Category III: which employs diverse or complex trading strategies and may employ leverage
including through investment in listed or unlisted derivatives. Alternative Investment Funds
such as hedge funds or funds which trade with a view to make short term returns or such
other funds which are open ended and for which no specific incentives or concessions are
given by the government or any other Regulator shall be included in this category. Example:
Private Investment in Public Equity, Hedge Funds.
Q. What are the different types of prospectus used for public offer?
A prospectus is a notice, advertisement or any other document inviting the public to subscribe
for securities. Following are the types of Prospectus:
1. “Red Herring Prospectus”: is a prospectus, which does not have details of either price or
number of shares being offered, or the amount of issue. This means that in case price is not
disclosed, the number of shares and the upper and lower price bands are disclosed. On the
other hand, an issuer can state the issue size and the number of shares later. An RHP for an
FPO can be filed with the ROC without the price band and the issuer, in such a case will notify
the floor price or a price band by way of an advertisement one day prior to the opening of the
issue. In the case of book-built issues, it is a process of price discovery and the price cannot
be determined until the bidding process is completed. Hence, such details are not shown in
the RHP filed with ROC as per the Companies Act, 2013. Only on completion of the bidding
process, the details of the final price are included in the offer document. The offer document
filed thereafter with ROC is called a prospectus.

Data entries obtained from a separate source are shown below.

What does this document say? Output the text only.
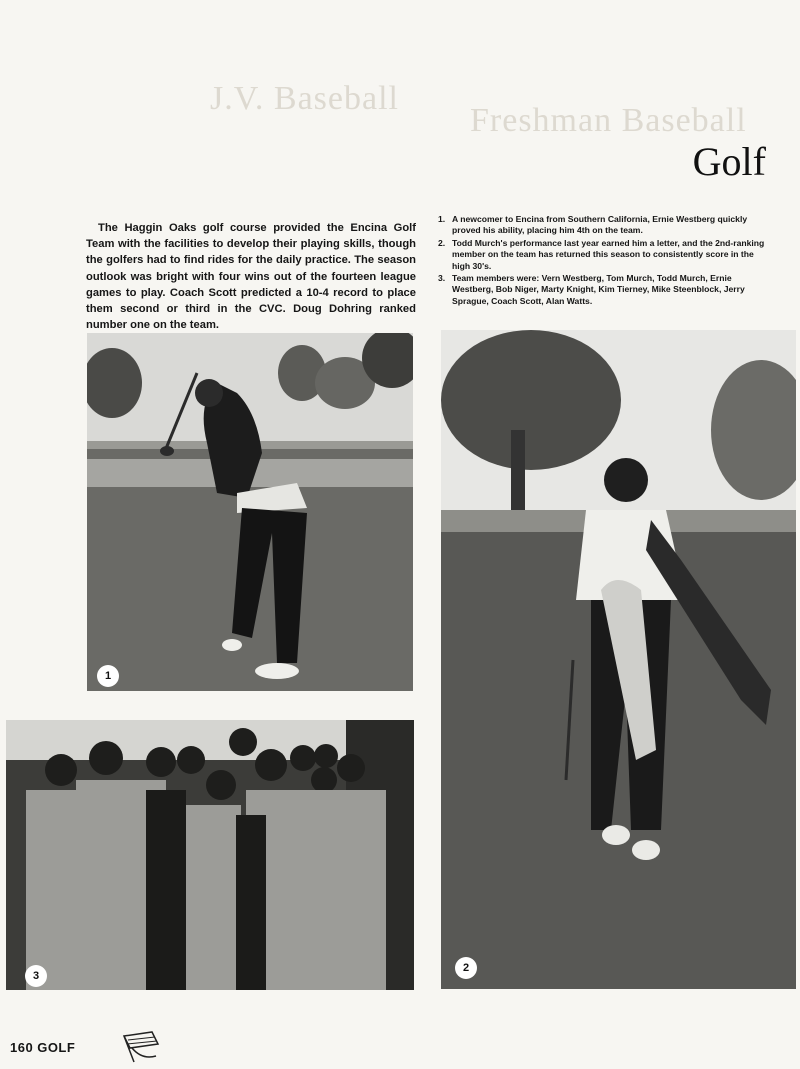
J.V. Baseball
Freshman Baseball
Golf

The Haggin Oaks golf course provided the Encina Golf Team with the facilities to develop their playing skills, though the golfers had to find rides for the daily practice. The season outlook was bright with four wins out of the fourteen league games to play. Coach Scott predicted a 10-4 record to place them second or third in the CVC. Doug Dohring ranked number one on the team.

1. A newcomer to Encina from Southern California, Ernie Westberg quickly proved his ability, placing him 4th on the team.
2. Todd Murch's performance last year earned him a letter, and the 2nd-ranking member on the team has returned this season to consistently score in the high 30's.
3. Team members were: Vern Westberg, Tom Murch, Todd Murch, Ernie Westberg, Bob Niger, Marty Knight, Kim Tierney, Mike Steenblock, Jerry Sprague, Coach Scott, Alan Watts.
1
2
3
160 GOLF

2. “Offer document”: means Prospectus in case of a public issue or offer for sale and Letter of
Offer in case of a right issue, which is filed with Registrar of Companies (ROC) and Stock
Exchanges. An offer document covers all the relevant information to help an investor to make
his/ her investment decision.
3. “Draft Offer document”: means the offer document in draft stage. The draft offer
documents are filed with the SEBI, at least 30 days prior to the filing of the Offer Document
with ROC/Stock Exchanges. The SEBI may specify changes, if any, in the Draft Offer Document
and the Issuer or the Lead Merchant banker shall carry out such changes in the draft offer
document before filing the Offer document with ROC/SEs. The Draft Offer document is
available on the SEBI website for public comments for a period of 21 days from the filing of
the Draft Offer Document with the SEBI.
4. “Shelf Prospectus”: is issued by a company that is planning multiple issues of bonds for
raising funds from the public. A shelf prospectus can only be issued by a publicly listed
company, and it is done by filing an information memorandum in Form PAS-2.

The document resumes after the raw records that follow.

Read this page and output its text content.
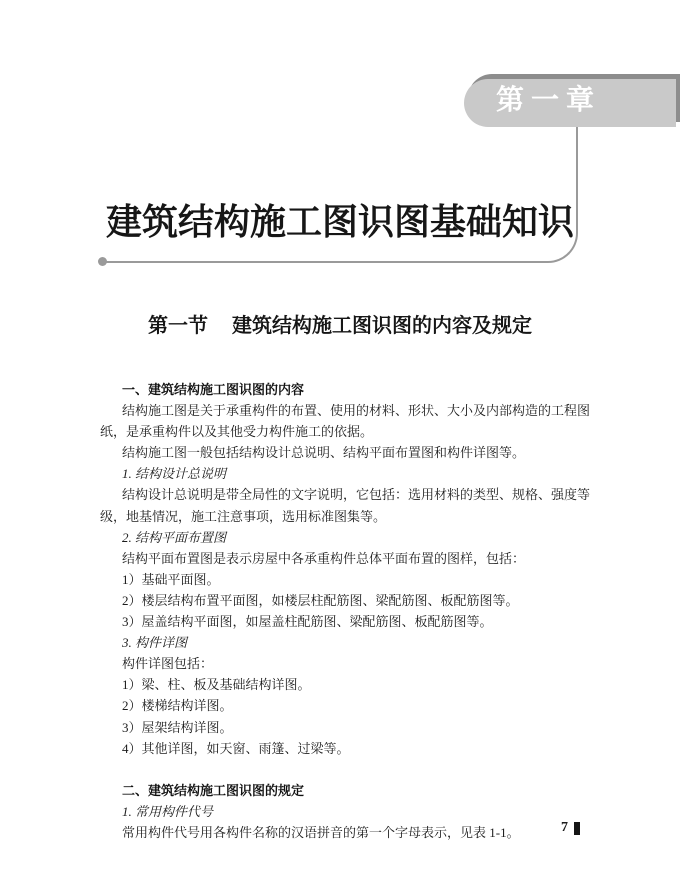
第一章
建筑结构施工图识图基础知识
第一节 建筑结构施工图识图的内容及规定
一、建筑结构施工图识图的内容
结构施工图是关于承重构件的布置、使用的材料、形状、大小及内部构造的工程图
纸，是承重构件以及其他受力构件施工的依据。
结构施工图一般包括结构设计总说明、结构平面布置图和构件详图等。
1. 结构设计总说明
结构设计总说明是带全局性的文字说明，它包括：选用材料的类型、规格、强度等
级，地基情况，施工注意事项，选用标准图集等。
2. 结构平面布置图
结构平面布置图是表示房屋中各承重构件总体平面布置的图样，包括：
1）基础平面图。
2）楼层结构布置平面图，如楼层柱配筋图、梁配筋图、板配筋图等。
3）屋盖结构平面图，如屋盖柱配筋图、梁配筋图、板配筋图等。
3. 构件详图
构件详图包括：
1）梁、柱、板及基础结构详图。
2）楼梯结构详图。
3）屋架结构详图。
4）其他详图，如天窗、雨篷、过梁等。
二、建筑结构施工图识图的规定
1. 常用构件代号
常用构件代号用各构件名称的汉语拼音的第一个字母表示，见表 1-1。	7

5. “Abridged Prospectus”: often referred to as simply an “abridged prospectus,” is a
condensed version of a company’s full prospectus. It serves as a concise and informative
document designed to provide potential investors with a quick overview of key information
about the company and its upcoming securities offering. Typically, an abridged prospectus
includes essential details such as the company’s business model, financial performance,
objectives, and the terms of the securities being offered, such as shares or bonds.
Q. What are the prohibited transactions from capital and current accounts as per FEMA?
Prohibited Capital Account Transactions:
1. Transfer of Immovable Property Outside India:
Generally, individuals and entities are prohibited from transferring immovable property
located in India to a person outside India without prior approval.
2. Transfer or Issue of Security by a Person Resident Outside India:
The transfer or issue of any security by a person resident outside India requires approval from
the Reserve Bank of India (RBI).
3. Transactions Involving Rupee Derivatives:
Certain transactions involving rupee derivatives and the rupee exchange rate are subject to
restrictions.
4. Borrowing and Lending in Foreign Exchange:
Borrowing or lending in foreign exchange by a person resident in India is subject to
restrictions, and specific approvals may be required.
5. Repatriation of Income on Investments:
Certain investments may have restrictions on the repatriation of income earned, and
approvals may be needed for repatriating such income.